Department of Molecular Virology, Virology Division, United States Army Medical Research Institute of Infectious Diseases, Fort Detrick, MD 21702, USA

Received 13 March 2015; Accepted 14 June 2015

Academic Editor: Kevin M. Coombs

Copyright © 2015 Joseph W. Golden et al. This is an open access article distributed under the Creative Commons Attribution License, which permits unrestricted use, distribution, and reproduction in any medium, provided the original work is properly cited.
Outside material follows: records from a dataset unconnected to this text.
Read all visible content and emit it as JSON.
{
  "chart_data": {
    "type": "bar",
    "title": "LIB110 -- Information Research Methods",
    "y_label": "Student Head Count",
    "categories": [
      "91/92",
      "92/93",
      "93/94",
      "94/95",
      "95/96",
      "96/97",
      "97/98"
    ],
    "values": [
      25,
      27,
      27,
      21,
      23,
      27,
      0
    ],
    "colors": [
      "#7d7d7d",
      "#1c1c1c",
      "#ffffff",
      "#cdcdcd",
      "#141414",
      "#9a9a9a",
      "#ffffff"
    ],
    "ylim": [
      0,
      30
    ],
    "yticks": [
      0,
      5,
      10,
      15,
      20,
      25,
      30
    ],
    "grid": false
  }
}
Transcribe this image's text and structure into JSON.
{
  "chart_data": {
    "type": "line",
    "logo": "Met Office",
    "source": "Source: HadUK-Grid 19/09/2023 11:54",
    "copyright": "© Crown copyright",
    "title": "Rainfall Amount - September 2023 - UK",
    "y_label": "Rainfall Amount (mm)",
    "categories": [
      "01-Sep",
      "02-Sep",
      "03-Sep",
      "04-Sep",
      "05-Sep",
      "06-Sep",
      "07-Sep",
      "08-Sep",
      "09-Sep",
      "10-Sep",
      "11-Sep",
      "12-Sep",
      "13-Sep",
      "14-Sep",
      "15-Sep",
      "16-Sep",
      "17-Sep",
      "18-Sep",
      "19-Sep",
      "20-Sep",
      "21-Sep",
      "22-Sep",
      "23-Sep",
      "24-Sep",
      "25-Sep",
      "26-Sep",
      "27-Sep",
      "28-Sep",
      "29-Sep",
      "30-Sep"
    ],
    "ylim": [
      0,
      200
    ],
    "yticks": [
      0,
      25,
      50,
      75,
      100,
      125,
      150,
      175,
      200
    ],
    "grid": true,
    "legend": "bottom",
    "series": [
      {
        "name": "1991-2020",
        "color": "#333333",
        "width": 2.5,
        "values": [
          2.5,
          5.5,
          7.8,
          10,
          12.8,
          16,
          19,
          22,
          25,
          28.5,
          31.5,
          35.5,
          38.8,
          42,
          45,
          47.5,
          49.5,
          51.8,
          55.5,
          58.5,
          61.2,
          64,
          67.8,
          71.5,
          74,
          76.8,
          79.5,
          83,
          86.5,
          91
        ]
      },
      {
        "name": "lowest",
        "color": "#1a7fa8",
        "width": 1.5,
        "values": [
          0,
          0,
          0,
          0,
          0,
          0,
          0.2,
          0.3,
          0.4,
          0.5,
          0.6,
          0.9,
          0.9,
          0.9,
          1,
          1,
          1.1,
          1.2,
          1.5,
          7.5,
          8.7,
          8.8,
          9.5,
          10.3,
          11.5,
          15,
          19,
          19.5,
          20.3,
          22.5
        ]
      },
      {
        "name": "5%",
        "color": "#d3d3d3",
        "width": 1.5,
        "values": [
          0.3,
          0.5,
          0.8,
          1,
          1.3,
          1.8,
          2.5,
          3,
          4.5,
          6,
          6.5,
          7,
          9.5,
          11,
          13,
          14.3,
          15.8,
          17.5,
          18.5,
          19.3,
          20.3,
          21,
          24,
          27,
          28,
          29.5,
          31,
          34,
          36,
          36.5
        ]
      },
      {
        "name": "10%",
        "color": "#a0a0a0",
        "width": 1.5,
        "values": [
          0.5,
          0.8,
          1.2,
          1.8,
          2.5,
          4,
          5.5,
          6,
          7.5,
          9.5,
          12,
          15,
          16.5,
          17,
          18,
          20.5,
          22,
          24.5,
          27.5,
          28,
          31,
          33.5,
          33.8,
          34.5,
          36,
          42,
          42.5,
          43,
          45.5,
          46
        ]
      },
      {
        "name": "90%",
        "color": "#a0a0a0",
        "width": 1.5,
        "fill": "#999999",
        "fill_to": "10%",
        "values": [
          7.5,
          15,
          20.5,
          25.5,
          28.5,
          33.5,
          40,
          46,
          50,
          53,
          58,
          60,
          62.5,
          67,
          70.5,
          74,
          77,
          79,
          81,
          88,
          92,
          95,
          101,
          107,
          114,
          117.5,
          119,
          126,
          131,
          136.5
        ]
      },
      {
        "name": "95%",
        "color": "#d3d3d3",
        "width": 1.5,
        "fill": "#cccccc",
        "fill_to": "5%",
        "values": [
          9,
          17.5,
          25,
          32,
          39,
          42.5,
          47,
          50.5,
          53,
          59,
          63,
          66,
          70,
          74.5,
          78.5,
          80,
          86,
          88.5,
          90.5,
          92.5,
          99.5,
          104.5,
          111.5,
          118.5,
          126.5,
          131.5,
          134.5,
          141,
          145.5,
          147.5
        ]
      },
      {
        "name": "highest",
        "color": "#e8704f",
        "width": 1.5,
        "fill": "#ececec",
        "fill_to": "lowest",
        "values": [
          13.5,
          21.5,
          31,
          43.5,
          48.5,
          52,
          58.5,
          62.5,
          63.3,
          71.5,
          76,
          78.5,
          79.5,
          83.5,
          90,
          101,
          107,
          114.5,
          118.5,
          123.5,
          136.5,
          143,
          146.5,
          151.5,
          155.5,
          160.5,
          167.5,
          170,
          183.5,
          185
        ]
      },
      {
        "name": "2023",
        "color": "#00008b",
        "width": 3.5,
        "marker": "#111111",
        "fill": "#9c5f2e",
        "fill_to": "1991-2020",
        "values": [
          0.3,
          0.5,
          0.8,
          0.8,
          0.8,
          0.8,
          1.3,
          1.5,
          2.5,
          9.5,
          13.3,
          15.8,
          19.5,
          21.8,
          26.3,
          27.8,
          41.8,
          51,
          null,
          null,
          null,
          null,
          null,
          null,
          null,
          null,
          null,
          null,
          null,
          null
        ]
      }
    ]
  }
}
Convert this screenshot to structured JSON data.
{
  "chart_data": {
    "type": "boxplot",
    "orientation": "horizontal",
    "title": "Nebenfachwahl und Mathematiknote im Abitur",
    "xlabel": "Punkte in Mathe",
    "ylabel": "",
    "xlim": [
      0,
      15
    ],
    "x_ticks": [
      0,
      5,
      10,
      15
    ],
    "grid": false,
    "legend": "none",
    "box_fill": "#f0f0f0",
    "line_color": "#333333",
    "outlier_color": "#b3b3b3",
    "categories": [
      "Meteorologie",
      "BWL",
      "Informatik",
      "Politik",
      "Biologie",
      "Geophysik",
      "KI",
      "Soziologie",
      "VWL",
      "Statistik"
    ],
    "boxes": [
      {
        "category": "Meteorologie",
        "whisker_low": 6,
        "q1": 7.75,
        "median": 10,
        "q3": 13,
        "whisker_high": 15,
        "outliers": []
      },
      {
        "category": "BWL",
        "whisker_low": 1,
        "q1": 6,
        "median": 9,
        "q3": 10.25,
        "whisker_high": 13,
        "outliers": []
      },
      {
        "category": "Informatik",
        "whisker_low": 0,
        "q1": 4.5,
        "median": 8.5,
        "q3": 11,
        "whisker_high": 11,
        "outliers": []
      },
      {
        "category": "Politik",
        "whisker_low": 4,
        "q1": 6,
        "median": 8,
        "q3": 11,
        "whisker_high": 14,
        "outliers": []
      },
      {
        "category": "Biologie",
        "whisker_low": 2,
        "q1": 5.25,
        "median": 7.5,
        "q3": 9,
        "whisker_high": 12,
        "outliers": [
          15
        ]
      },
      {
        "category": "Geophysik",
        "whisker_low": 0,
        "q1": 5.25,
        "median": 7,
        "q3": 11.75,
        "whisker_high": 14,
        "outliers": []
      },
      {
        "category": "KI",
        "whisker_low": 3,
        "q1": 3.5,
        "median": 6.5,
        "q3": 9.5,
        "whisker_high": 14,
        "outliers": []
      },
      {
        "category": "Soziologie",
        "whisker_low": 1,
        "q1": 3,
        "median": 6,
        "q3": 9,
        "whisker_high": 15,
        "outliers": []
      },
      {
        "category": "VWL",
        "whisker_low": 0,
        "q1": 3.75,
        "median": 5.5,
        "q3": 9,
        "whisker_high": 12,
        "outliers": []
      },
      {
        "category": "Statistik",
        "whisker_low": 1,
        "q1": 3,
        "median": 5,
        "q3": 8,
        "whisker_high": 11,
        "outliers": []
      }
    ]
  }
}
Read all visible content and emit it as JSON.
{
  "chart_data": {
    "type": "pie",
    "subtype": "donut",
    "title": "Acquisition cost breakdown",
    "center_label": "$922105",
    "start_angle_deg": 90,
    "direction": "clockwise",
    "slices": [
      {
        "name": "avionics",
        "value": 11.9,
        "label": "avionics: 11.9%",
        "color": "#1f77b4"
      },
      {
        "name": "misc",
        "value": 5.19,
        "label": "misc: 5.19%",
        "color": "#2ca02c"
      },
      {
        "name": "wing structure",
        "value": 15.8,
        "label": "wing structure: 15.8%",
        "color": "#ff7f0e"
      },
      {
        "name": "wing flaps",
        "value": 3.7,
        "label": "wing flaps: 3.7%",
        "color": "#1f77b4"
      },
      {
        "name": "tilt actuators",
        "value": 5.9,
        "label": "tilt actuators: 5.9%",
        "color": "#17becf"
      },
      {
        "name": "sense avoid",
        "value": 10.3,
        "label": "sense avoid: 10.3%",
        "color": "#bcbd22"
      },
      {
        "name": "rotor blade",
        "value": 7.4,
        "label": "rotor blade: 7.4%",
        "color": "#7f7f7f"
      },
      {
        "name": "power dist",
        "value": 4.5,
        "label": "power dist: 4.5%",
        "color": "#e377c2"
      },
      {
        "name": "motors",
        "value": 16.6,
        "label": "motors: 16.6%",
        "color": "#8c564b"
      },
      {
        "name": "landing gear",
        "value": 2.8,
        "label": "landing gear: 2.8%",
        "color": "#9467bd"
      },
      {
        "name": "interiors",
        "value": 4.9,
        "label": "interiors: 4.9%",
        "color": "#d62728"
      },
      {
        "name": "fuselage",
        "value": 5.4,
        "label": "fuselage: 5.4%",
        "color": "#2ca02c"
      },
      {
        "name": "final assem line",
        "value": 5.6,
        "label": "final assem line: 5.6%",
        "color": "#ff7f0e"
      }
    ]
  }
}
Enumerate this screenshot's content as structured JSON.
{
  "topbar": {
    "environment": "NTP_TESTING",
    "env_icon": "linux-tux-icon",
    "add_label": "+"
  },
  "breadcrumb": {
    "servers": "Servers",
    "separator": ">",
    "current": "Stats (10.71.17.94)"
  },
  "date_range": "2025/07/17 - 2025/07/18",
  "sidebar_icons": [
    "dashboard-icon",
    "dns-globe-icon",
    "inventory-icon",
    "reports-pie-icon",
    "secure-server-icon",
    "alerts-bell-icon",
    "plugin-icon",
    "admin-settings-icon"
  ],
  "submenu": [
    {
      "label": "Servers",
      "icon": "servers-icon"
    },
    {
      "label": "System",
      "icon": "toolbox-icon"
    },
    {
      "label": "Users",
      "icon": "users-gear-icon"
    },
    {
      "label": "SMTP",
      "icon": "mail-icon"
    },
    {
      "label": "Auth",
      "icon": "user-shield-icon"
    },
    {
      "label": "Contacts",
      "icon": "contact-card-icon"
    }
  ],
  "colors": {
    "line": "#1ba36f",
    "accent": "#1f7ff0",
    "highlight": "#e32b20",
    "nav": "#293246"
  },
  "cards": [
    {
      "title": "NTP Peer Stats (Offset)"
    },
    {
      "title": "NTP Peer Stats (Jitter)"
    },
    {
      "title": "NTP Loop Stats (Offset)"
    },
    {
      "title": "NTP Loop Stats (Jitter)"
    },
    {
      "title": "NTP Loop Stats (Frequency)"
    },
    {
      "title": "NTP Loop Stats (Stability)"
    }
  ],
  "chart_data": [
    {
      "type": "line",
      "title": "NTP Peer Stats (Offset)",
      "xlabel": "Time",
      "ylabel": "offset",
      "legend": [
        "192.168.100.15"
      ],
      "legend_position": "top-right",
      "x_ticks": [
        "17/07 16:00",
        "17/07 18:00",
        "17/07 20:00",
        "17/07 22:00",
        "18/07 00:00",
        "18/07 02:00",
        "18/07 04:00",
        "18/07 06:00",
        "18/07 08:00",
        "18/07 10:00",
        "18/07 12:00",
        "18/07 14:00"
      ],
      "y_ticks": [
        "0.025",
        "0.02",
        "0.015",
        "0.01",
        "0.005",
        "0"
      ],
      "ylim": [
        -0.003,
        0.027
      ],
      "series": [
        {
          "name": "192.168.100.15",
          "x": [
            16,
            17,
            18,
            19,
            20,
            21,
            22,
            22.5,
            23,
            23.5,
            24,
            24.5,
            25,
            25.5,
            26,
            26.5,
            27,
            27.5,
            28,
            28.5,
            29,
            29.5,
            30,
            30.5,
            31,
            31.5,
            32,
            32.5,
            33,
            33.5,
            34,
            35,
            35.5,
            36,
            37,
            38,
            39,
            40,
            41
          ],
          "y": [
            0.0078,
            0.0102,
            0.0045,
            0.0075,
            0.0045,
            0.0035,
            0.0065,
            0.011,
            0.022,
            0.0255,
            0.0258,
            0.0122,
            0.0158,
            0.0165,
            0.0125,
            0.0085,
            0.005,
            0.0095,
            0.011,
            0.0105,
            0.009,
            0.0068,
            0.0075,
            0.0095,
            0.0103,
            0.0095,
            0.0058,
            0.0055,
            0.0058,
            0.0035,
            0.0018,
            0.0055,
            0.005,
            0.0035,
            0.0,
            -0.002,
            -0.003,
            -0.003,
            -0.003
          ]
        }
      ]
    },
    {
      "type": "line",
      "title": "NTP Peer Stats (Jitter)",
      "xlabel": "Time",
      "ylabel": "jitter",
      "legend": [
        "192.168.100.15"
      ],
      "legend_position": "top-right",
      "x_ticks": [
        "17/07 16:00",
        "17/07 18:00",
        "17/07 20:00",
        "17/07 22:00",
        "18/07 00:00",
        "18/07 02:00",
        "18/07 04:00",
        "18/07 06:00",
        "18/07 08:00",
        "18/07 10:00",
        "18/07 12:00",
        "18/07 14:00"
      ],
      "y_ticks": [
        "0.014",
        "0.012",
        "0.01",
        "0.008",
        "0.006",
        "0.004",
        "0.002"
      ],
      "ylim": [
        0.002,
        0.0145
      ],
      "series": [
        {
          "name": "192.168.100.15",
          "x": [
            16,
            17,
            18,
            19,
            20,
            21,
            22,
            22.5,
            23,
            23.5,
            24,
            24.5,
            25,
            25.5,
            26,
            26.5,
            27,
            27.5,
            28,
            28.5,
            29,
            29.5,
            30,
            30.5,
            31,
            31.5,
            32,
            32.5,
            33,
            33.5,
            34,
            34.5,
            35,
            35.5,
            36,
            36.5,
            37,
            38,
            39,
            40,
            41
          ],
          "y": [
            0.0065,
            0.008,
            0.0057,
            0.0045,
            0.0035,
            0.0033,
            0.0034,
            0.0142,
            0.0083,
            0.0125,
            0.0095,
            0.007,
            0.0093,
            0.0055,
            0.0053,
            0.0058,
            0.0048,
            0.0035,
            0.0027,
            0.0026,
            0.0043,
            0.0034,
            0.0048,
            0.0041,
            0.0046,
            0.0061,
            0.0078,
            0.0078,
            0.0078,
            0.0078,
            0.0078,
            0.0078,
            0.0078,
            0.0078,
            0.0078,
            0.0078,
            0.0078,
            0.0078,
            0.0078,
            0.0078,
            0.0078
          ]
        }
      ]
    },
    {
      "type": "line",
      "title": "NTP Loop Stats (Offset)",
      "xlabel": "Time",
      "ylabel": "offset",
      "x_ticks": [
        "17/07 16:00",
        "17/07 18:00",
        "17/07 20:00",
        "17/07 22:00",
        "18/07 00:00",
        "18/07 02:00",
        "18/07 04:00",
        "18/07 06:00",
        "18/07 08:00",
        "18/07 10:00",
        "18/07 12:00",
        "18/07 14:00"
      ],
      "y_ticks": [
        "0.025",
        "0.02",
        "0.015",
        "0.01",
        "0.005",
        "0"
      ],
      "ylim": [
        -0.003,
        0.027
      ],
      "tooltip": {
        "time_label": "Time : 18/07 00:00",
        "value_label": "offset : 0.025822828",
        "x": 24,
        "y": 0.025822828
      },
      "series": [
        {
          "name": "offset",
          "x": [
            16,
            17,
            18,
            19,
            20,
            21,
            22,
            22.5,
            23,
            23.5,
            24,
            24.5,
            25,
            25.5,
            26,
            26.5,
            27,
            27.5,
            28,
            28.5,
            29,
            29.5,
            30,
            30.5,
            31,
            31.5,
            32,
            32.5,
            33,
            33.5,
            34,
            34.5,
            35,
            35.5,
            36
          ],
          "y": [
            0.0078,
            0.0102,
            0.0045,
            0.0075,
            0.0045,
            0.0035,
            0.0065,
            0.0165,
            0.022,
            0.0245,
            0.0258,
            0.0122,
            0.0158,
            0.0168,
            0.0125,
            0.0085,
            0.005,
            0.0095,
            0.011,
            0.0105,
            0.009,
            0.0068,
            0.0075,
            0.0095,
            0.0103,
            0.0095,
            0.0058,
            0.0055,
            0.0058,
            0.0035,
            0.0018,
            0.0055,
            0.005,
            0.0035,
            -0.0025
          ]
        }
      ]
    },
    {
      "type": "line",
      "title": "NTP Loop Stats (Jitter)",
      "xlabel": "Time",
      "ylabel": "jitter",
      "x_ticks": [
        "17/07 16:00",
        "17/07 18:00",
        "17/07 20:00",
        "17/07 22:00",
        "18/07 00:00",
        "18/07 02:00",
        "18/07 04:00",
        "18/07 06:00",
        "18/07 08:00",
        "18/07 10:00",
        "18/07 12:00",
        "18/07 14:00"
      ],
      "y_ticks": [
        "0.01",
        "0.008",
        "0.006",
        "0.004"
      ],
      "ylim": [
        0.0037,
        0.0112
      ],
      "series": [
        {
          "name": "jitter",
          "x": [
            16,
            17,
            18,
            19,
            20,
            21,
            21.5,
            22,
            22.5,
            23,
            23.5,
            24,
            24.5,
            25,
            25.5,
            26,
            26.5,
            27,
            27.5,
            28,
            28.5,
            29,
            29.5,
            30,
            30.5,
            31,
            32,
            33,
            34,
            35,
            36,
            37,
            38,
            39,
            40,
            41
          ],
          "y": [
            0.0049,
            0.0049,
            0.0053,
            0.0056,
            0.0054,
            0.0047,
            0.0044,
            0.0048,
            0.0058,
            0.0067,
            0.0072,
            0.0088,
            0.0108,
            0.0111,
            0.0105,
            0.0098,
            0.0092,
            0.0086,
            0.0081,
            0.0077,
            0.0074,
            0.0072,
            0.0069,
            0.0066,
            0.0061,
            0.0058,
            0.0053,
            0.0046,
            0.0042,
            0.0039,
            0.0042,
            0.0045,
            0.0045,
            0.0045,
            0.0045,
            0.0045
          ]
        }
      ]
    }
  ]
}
Human pathogenic hantaviruses and arenaviruses are maintained in nature by persistent infection of rodent carrier populations. Several members of these virus groups can cause significant disease in humans that is generically termed viral hemorrhagic fever (HF) and is characterized as a febrile illness with an increased propensity to cause acute inflammation. Human interaction with rodent carrier populations leads to infection. Arenaviruses are also viewed as potential biological weapons threat agents. There is an increased interest in studying these viruses in animal models to gain a deeper understating not only of viral pathogenesis, but also for the evaluation of medical countermeasures (MCM) to mitigate disease threats. In this review, we examine current knowledge regarding animal models employed in the study of these viruses. We include analysis of infection models in natural reservoirs and also discuss the impact of strain heterogeneity on the susceptibility of animals to infection. This information should provide a comprehensive reference for those interested in the study of arenaviruses and hantaviruses not only for MCM development but also in the study of viral pathogenesis and the biology of these viruses in their natural reservoirs.